## @std/seq to express Sequential Algorithms in Alan

Alan does not allow arbitrary, or classical, loops or recursion and the preferred way to do iteration is with arrays. However, there are algorithms people need to write that are inherently sequential, and often non-deterministic on the number of steps needed to take, such as with numeric approximation algorithms like Newton-Raphson, or anything written as a recursive function call. Most of the problems developers need to solve do not require this linearity, but for when it really is required, we are reintroducing this power in a controlled manner that still allows the AVM to be able to plan around these algorithms and provide the guarantee of termination. The `@std/seq` syntax was designed to not feel like classical control flow in order to nudge developers to find better, more deterministic and more parallelizable mechanisms, instead.

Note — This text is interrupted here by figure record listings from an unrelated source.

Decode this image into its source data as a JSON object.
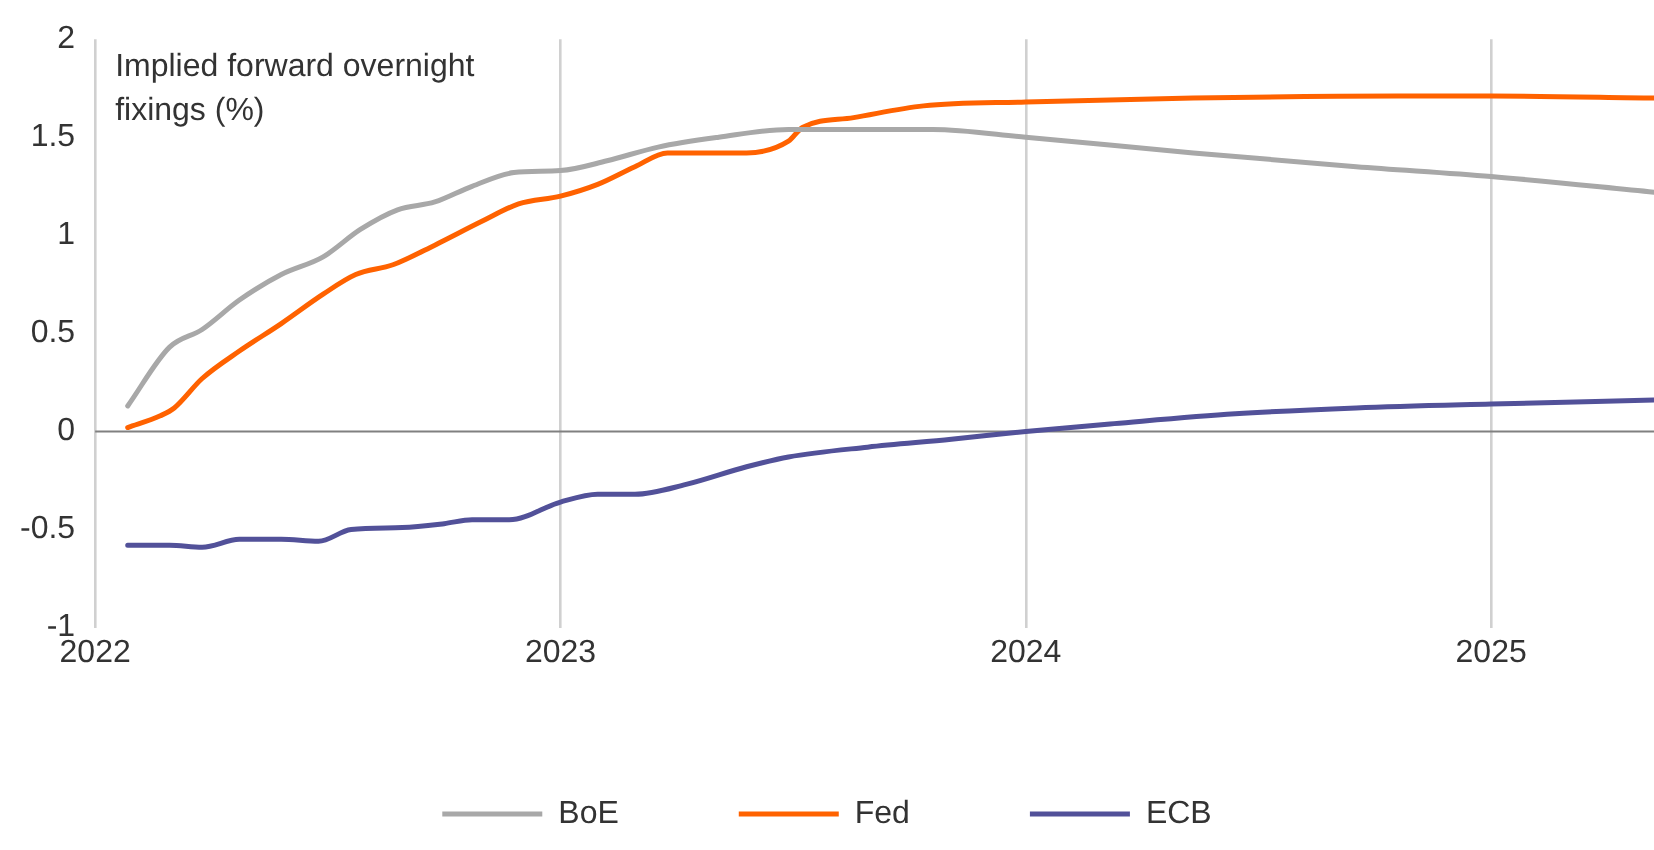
{
  "chart_data": {
    "type": "line",
    "ylabel": "Implied forward overnight fixings (%)",
    "xlim": [
      2022,
      2025.35
    ],
    "xticks": [
      2022,
      2023,
      2024,
      2025
    ],
    "ylim": [
      -1,
      2
    ],
    "yticks": [
      -1,
      -0.5,
      0,
      0.5,
      1,
      1.5,
      2
    ],
    "grid": "x",
    "legend": "bottom",
    "marker": "none",
    "line_style": "solid",
    "ref_lines": [
      {
        "axis": "y",
        "value": 0,
        "color": "#808080"
      }
    ],
    "series": [
      {
        "name": "BoE",
        "color": "#a8a8a8",
        "x": [
          2022.07,
          2022.16,
          2022.23,
          2022.31,
          2022.4,
          2022.49,
          2022.57,
          2022.65,
          2022.73,
          2022.81,
          2022.9,
          2023.0,
          2023.1,
          2023.21,
          2023.34,
          2023.49,
          2023.66,
          2023.8,
          2024.0,
          2024.36,
          2024.71,
          2025.0,
          2025.35
        ],
        "values": [
          0.13,
          0.43,
          0.52,
          0.67,
          0.8,
          0.89,
          1.03,
          1.13,
          1.17,
          1.25,
          1.32,
          1.33,
          1.38,
          1.45,
          1.5,
          1.54,
          1.54,
          1.54,
          1.5,
          1.42,
          1.35,
          1.3,
          1.22
        ]
      },
      {
        "name": "Fed",
        "color": "#ff6200",
        "x": [
          2022.07,
          2022.14,
          2022.17,
          2022.23,
          2022.31,
          2022.4,
          2022.49,
          2022.56,
          2022.64,
          2022.73,
          2022.83,
          2022.91,
          2023.0,
          2023.08,
          2023.16,
          2023.23,
          2023.32,
          2023.4,
          2023.49,
          2023.52,
          2023.63,
          2023.78,
          2024.0,
          2024.36,
          2024.8,
          2025.0,
          2025.35
        ],
        "values": [
          0.02,
          0.08,
          0.12,
          0.27,
          0.41,
          0.55,
          0.7,
          0.8,
          0.85,
          0.95,
          1.07,
          1.16,
          1.2,
          1.26,
          1.35,
          1.42,
          1.42,
          1.42,
          1.48,
          1.55,
          1.6,
          1.66,
          1.68,
          1.7,
          1.71,
          1.71,
          1.7
        ]
      },
      {
        "name": "ECB",
        "color": "#525199",
        "x": [
          2022.07,
          2022.16,
          2022.23,
          2022.31,
          2022.4,
          2022.48,
          2022.55,
          2022.66,
          2022.75,
          2022.81,
          2022.89,
          2023.0,
          2023.08,
          2023.16,
          2023.27,
          2023.4,
          2023.49,
          2023.66,
          2023.84,
          2024.0,
          2024.19,
          2024.45,
          2024.71,
          2025.0,
          2025.35
        ],
        "values": [
          -0.58,
          -0.58,
          -0.59,
          -0.55,
          -0.55,
          -0.56,
          -0.5,
          -0.49,
          -0.47,
          -0.45,
          -0.45,
          -0.36,
          -0.32,
          -0.32,
          -0.27,
          -0.18,
          -0.13,
          -0.08,
          -0.04,
          0,
          0.04,
          0.09,
          0.12,
          0.14,
          0.16
        ]
      }
    ]
  }
}
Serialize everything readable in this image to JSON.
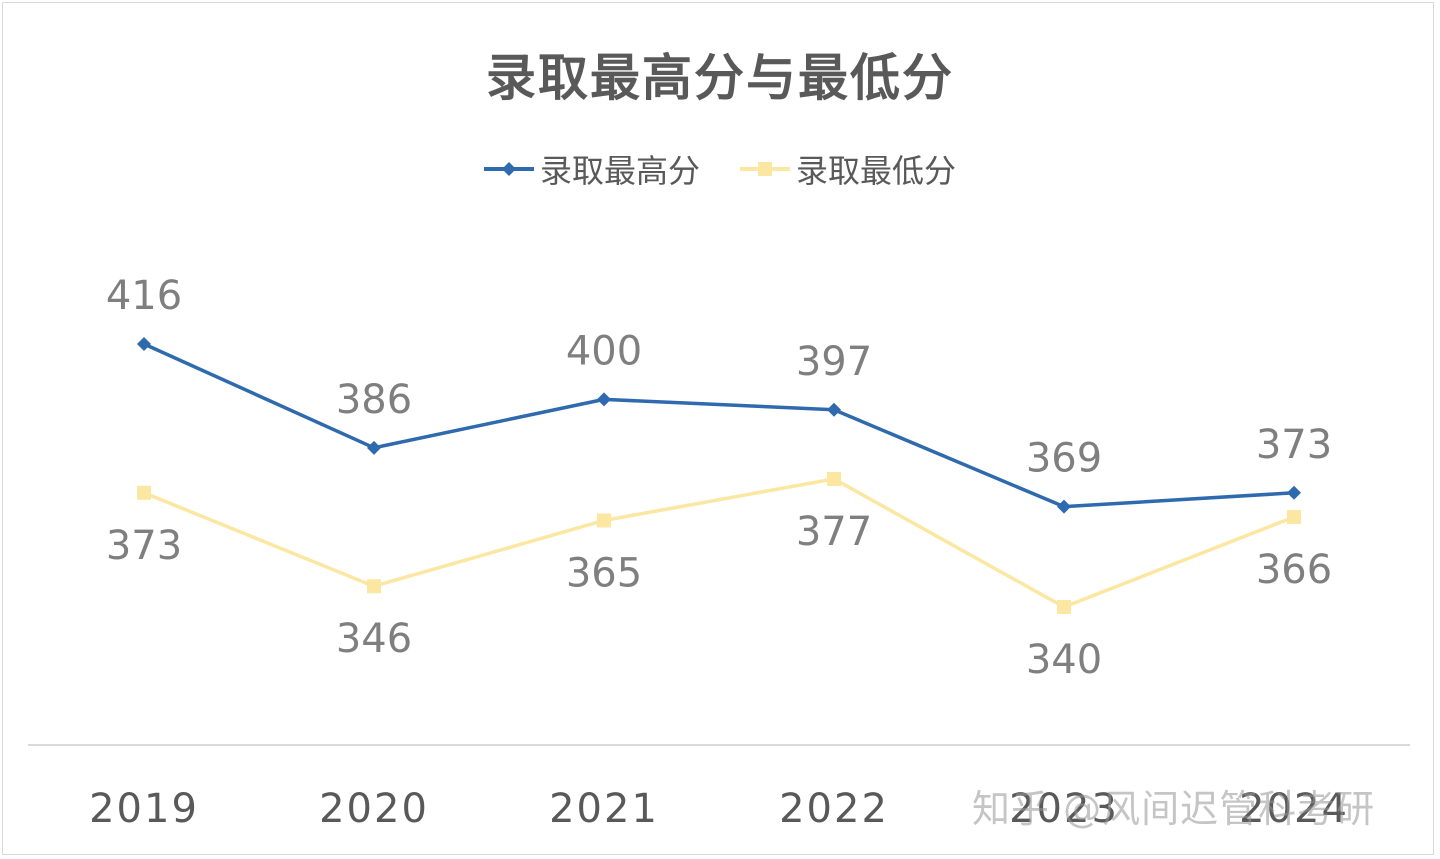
{
  "chart_data": {
    "type": "line",
    "title": "录取最高分与最低分",
    "categories": [
      "2019",
      "2020",
      "2021",
      "2022",
      "2023",
      "2024"
    ],
    "series": [
      {
        "name": "录取最高分",
        "values": [
          416,
          386,
          400,
          397,
          369,
          373
        ],
        "color": "#2e6aad",
        "marker": "diamond"
      },
      {
        "name": "录取最低分",
        "values": [
          373,
          346,
          365,
          377,
          340,
          366
        ],
        "color": "#fbe7a1",
        "marker": "square"
      }
    ],
    "data_labels": true,
    "legend": "top",
    "grid": false
  },
  "watermark": "知乎 @风间迟管科考研"
}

Here are the function signatures of the sequential functions that `@std/seq` provides:

``````fn next(seq: Seq): Result<int64>
fn each(seq: Seq, func: function): void
fn while(seq: Seq, condFn: function, bodyFn: function): void
fn doWhile(seq: Seq, bodyFn: function): void
fn recurse(seq: Seq, recursiveFn: function, arg: any): Result<anythingElse>
``````

### `Seq` type

`@std/seq` provides functions for accomplishing many different sequential patterns that depend on a special, built-in `Seq` type with opaque internals to avoid manipulation after construction:

``````type Seq {
counter: int64,
limit: int64,
}
``````

### `next_loop.ln`

``````from @std/app import start, print, exit
from @std/seq import seq, next
on start {
let s = seq(2);
print(s.next());
print(s.next());
print(s.next());
emit exit 0;
}
``````

`next` is the simplest to explain: each time you call it, it returns the current counter value wrapped in a Result and then increments it. If you call past the limit, it returns an Error Result.

### `each_loop.ln`

``````from @std/app import start, print, exit
from @std/seq import seq, each
on start {
let s = seq(3);
s.each(fn (i: int64) = print(i));
emit exit 0;
}
``````

`each` is almost as simple as `next`: It simply runs the side-effect function however many times is in the limit of the seq instance. The function provided may or may not take the current iteration counter and must be the following signature:

``````fn func(): void
fn func(i: int64): void
``````

### `while_loop.ln`

``````from @std/app import start, print, exit
from @std/seq import seq, while
on start {
let s = seq(100);
let sum = 0;
s.while(fn = sum < 10, fn {
sum = sum + 1 || 0;
});
print(sum);
emit exit 0;
}
``````

`while` runs the `bodyFn` up to the `limit` number of times, but can abort early if `condFn` returns `false`. The signatures of these two functions must match:

``````fn condFn(): bool
fn bodyFn(): void
``````

### `doWhile_loop.ln`

``````from @std/app import start, print, exit
from @std/seq import seq, doWhile
on start {
let s = seq(100);
let sum = 0;
// TODO: Still need type inference working for multi-line closures
s.doWhile(fn (): bool {
sum = sum + 1 || 0;
return sum < 10;
});
print(sum);
emit exit 0;
}
``````

`doWhile` always runs at least once (unless the `seq` has reached its `limit` or it was constructed with an initial `limit` of `0`) and uses the return value of the function to determine if it should continue or not, so its `bodyFn` has the following signature:

``````fn bodyFn(): bool
``````

### `recurse_fib.ln`

``````from @std/app import start, print, exit
from @std/seq import seq, Self, recurse
on start {
print(seq(100).recurse(fn fibonacci(self: Self, i: int64): Result<int64> {
if i < 2 {
return ok(1);
} else {
const prev = self.recurse(i - 1);
const prevPrev = self.recurse(i - 2);
if prev.isErr() {
return prev;
}
if prevPrev.isErr() {
return prevPrev;
}
return ok((prev || 1) + (prevPrev || 1));
}
}, 8));
emit exit 0;
}
``````

`recurse` allows recursive functions to be defined in `alan`. This is impossible in `alan`'s grammar, so what is done is special trickery to make it possible. The `recursiveFn` has the following function signature:

``````fn recursiveFn(self: Self, arg: any): Result<anythingElse>
``````

The `Self` type is a special type that the recursive function can use to trigger a controlled recursive call, like so:

``````const recursiveResult = self.recurse(someNewArg);
``````

`Self` is another opaque type that the AVM can use to keep track of the function to be called recursively and how deep the recursion has gone so far. The `recursiveFn` must wrap its value in a `Result` type because `alan` may interject and bubble up an error if the recursion limit is reached.